Ghetto working-class coincé dans un nowhere entre la mer et l’autoroute, l’endroit est aussi perdu et marginal que la maison de Home (Ursula Meier, 2008). Sous ces pavés, la plaie : Mia (Katie Jarvis), 15 ans, brute à boutons, sans amie, sans père et sans école. Elle ne parle pas, elle hurle et plus souvent elle frappe ou danse car il n’y a que les corps pour dialoguer ici : un type marche sur les murs, d’autres font du breakdance, certains se prennent, d’autres se cognent. Tout ce qui se dit de vrai dans cette cité passe par le silence bavard de la peau. Et c’est cela que filme Andrea Arnold chez Mia: son corps isolé, jamais désiré, toujours enveloppé dans ces survêtements, surplus de peau repoussant toute approche. La délicate entreprise du film, avec la rencontre décisive de Connor (Michael Fassbender), mi-père mi-amant, consistera à déshabiller la jeune fille, dévoiler ces atouts qu’elle planquait pour la révéler femme au grand jour. Fish tank (prix du jury à Cannes 2009), c’est un film strip-tease, l’histoire cruelle d’un poisson qu’on écaille.

Les plus belles scènes sont d’ailleurs des scènes d’attouchement, de rencontre des corps, rares possibilités d’intimité dans un monde de promiscuité castratrice, celles notamment où Connor porte Mia dans ses bras ou sur son dos. Filmées au ralenti, dans un éclairage vaporeux rose-orangé ou à contre-jour, on n’y entend plus que la respiration de l’un qui épie, puis de l’autre ravi avant qu’elles ne s’unissent dans l’une des dernières scènes. Ces moments de grâces parcellaires sont d’autant plus beaux et troublants qu’ils jurent avec les accents documentaires de la mise en scène, retombant facilement aux bases du naturalisme social à la Ken Loach. Ce que réussit justement Fish tank, c’est cette infiltration d’un onirisme sans fantastique au coeur du réalisme social (ce qu’avait complètement bâclé Ken Loach dans Looking for Eric) – y incluant même une part de conte dans lequel chaque personnage serait associé à un animal (Fish tank, l’aquarium : un mini zoo).

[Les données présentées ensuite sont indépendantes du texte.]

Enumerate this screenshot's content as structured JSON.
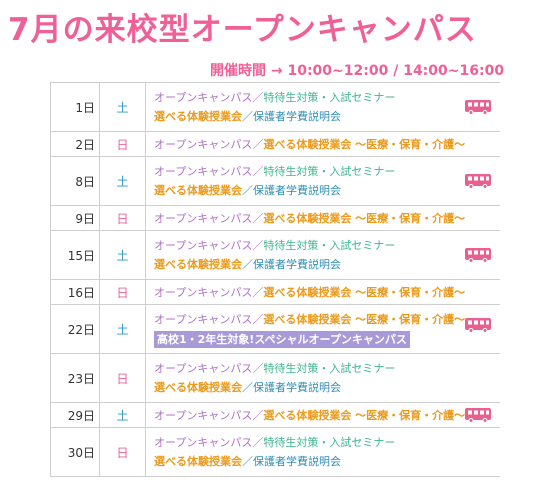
{
  "title": "7月の来校型オープンキャンパス",
  "hours": "開催時間 → 10:00~12:00 / 14:00~16:00",
  "colors": {
    "title": "#ef5f98",
    "saturday": "#2e9bc9",
    "sunday": "#ef5f98",
    "bus": "#e8608f"
  },
  "rows": [
    {
      "date": "1日",
      "dow": "土",
      "a": "オープンキャンパス",
      "b": "特待生対策・入試セミナー",
      "c": "選べる体験授業会",
      "d": "保護者学費説明会",
      "bus": "bus-icon"
    },
    {
      "date": "2日",
      "dow": "日",
      "a": "オープンキャンパス",
      "b": "選べる体験授業会 ～医療・保育・介護～"
    },
    {
      "date": "8日",
      "dow": "土",
      "a": "オープンキャンパス",
      "b": "特待生対策・入試セミナー",
      "c": "選べる体験授業会",
      "d": "保護者学費説明会",
      "bus": "bus-icon"
    },
    {
      "date": "9日",
      "dow": "日",
      "a": "オープンキャンパス",
      "b": "選べる体験授業会 ～医療・保育・介護～"
    },
    {
      "date": "15日",
      "dow": "土",
      "a": "オープンキャンパス",
      "b": "特待生対策・入試セミナー",
      "c": "選べる体験授業会",
      "d": "保護者学費説明会",
      "bus": "bus-icon"
    },
    {
      "date": "16日",
      "dow": "日",
      "a": "オープンキャンパス",
      "b": "選べる体験授業会 ～医療・保育・介護～"
    },
    {
      "date": "22日",
      "dow": "土",
      "a": "オープンキャンパス",
      "b": "選べる体験授業会 ～医療・保育・介護～",
      "banner": "高校1・2年生対象!スペシャルオープンキャンパス",
      "bus": "bus-icon"
    },
    {
      "date": "23日",
      "dow": "日",
      "a": "オープンキャンパス",
      "b": "特待生対策・入試セミナー",
      "c": "選べる体験授業会",
      "d": "保護者学費説明会"
    },
    {
      "date": "29日",
      "dow": "土",
      "a": "オープンキャンパス",
      "b": "選べる体験授業会 ～医療・保育・介護～",
      "bus": "bus-icon"
    },
    {
      "date": "30日",
      "dow": "日",
      "a": "オープンキャンパス",
      "b": "特待生対策・入試セミナー",
      "c": "選べる体験授業会",
      "d": "保護者学費説明会"
    }
  ]
}
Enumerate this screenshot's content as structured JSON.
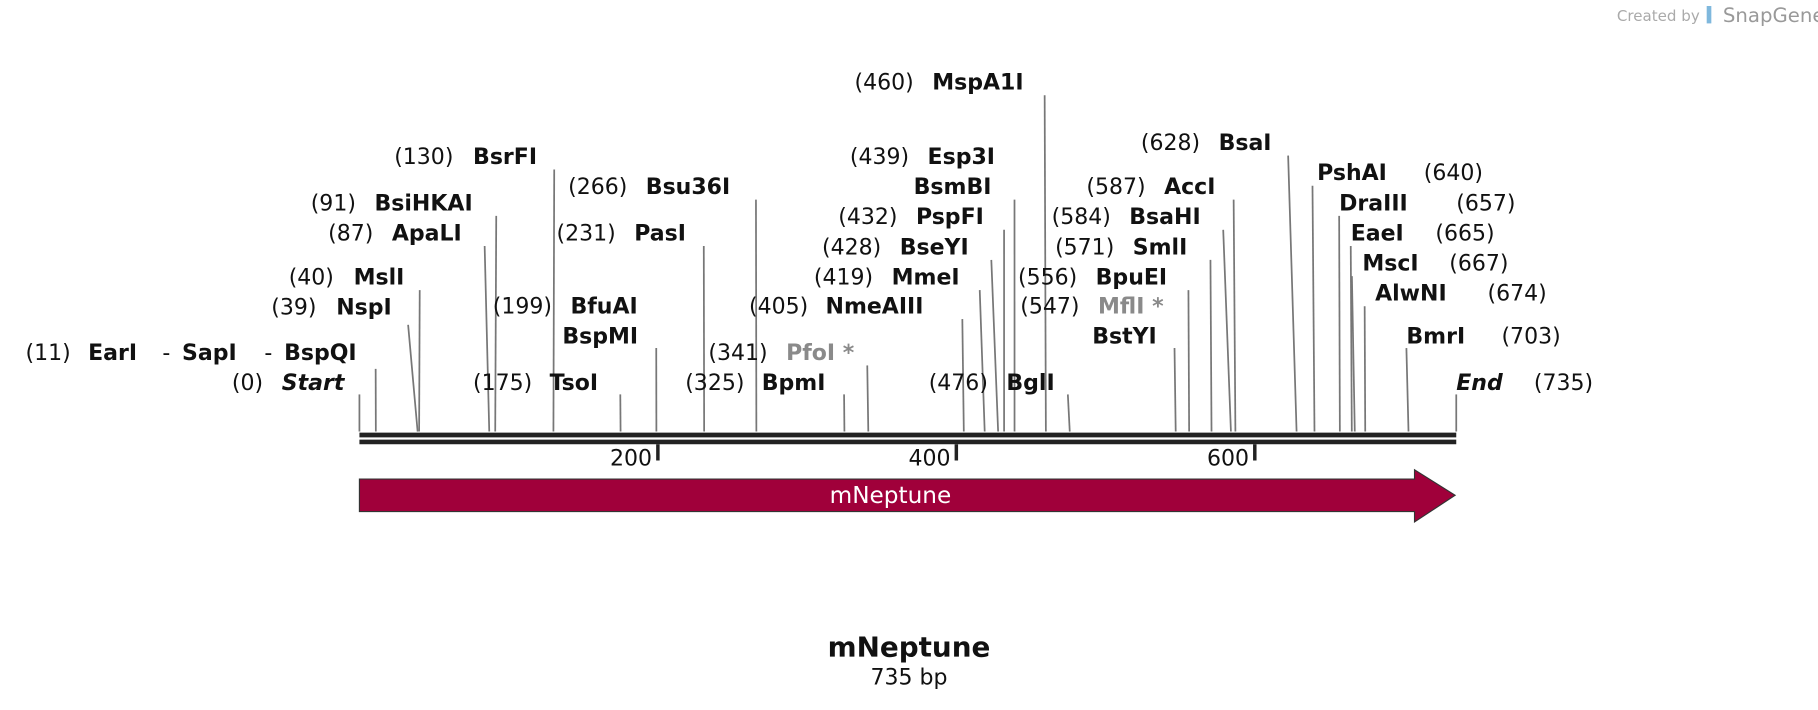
{
  "credit": {
    "prefix": "Created by",
    "brand": "SnapGene"
  },
  "sequence": {
    "name": "mNeptune",
    "length": 735,
    "length_label": "735 bp",
    "ruler_ticks": [
      200,
      400,
      600
    ]
  },
  "feature": {
    "name": "mNeptune",
    "color": "#a0003a"
  },
  "sites": [
    {
      "names": [
        "Start"
      ],
      "position": 0,
      "position_label": "(0)",
      "style": "italic"
    },
    {
      "names": [
        "EarI",
        "SapI",
        "BspQI"
      ],
      "separator": "-",
      "position": 11,
      "position_label": "(11)"
    },
    {
      "names": [
        "NspI"
      ],
      "position": 39,
      "position_label": "(39)"
    },
    {
      "names": [
        "MslI"
      ],
      "position": 40,
      "position_label": "(40)"
    },
    {
      "names": [
        "ApaLI"
      ],
      "position": 87,
      "position_label": "(87)"
    },
    {
      "names": [
        "BsiHKAI"
      ],
      "position": 91,
      "position_label": "(91)"
    },
    {
      "names": [
        "BsrFI"
      ],
      "position": 130,
      "position_label": "(130)"
    },
    {
      "names": [
        "TsoI"
      ],
      "position": 175,
      "position_label": "(175)"
    },
    {
      "names": [
        "BfuAI",
        "BspMI"
      ],
      "position": 199,
      "position_label": "(199)"
    },
    {
      "names": [
        "PasI"
      ],
      "position": 231,
      "position_label": "(231)"
    },
    {
      "names": [
        "Bsu36I"
      ],
      "position": 266,
      "position_label": "(266)"
    },
    {
      "names": [
        "BpmI"
      ],
      "position": 325,
      "position_label": "(325)"
    },
    {
      "names": [
        "PfoI *"
      ],
      "position": 341,
      "position_label": "(341)",
      "color": "#8a8a8a"
    },
    {
      "names": [
        "NmeAIII"
      ],
      "position": 405,
      "position_label": "(405)"
    },
    {
      "names": [
        "MmeI"
      ],
      "position": 419,
      "position_label": "(419)"
    },
    {
      "names": [
        "BseYI"
      ],
      "position": 428,
      "position_label": "(428)"
    },
    {
      "names": [
        "PspFI"
      ],
      "position": 432,
      "position_label": "(432)"
    },
    {
      "names": [
        "Esp3I",
        "BsmBI"
      ],
      "position": 439,
      "position_label": "(439)"
    },
    {
      "names": [
        "MspA1I"
      ],
      "position": 460,
      "position_label": "(460)"
    },
    {
      "names": [
        "BglI"
      ],
      "position": 476,
      "position_label": "(476)"
    },
    {
      "names": [
        "MflI *",
        "BstYI"
      ],
      "position": 547,
      "position_label": "(547)",
      "color": "#8a8a8a"
    },
    {
      "names": [
        "BpuEI"
      ],
      "position": 556,
      "position_label": "(556)"
    },
    {
      "names": [
        "SmlI"
      ],
      "position": 571,
      "position_label": "(571)"
    },
    {
      "names": [
        "BsaHI"
      ],
      "position": 584,
      "position_label": "(584)"
    },
    {
      "names": [
        "AccI"
      ],
      "position": 587,
      "position_label": "(587)"
    },
    {
      "names": [
        "BsaI"
      ],
      "position": 628,
      "position_label": "(628)"
    },
    {
      "names": [
        "PshAI"
      ],
      "position": 640,
      "position_label": "(640)"
    },
    {
      "names": [
        "DraIII"
      ],
      "position": 657,
      "position_label": "(657)"
    },
    {
      "names": [
        "EaeI"
      ],
      "position": 665,
      "position_label": "(665)"
    },
    {
      "names": [
        "MscI"
      ],
      "position": 667,
      "position_label": "(667)"
    },
    {
      "names": [
        "AlwNI"
      ],
      "position": 674,
      "position_label": "(674)"
    },
    {
      "names": [
        "BmrI"
      ],
      "position": 703,
      "position_label": "(703)"
    },
    {
      "names": [
        "End"
      ],
      "position": 735,
      "position_label": "(735)",
      "style": "italic"
    }
  ]
}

Fish tank, pour déformer le titre du premier film d’Arnold (Red road) aurait pu s’appeler « Dead road » tant l’horizon est sinistre et l’envol impossible. Résonnant tout au long du film, tout droit sortie de la B.O. de Chungking express, California dreamin’ n’ajoute à ce constat qu’un peu plus de mélancolie. Et quand la petite famille improvisée se demande en quel animal chacun pourrait se réincarner, l’une choisit le chien, l’autre le singe, Mia le poisson ou le cheval. Et Connor de résumer le problème : « Mais ils n’ont pas d’ailes, vos animaux ». Fish tank, ce n’est pas Ricky (Ozon, 2009), et ce ne sera jamais La Mouche, seulement un peu La Chienne de Renoir. La seule métamorphose ici, c’est le temps qui l’accorde, et ça s’appelle la ride.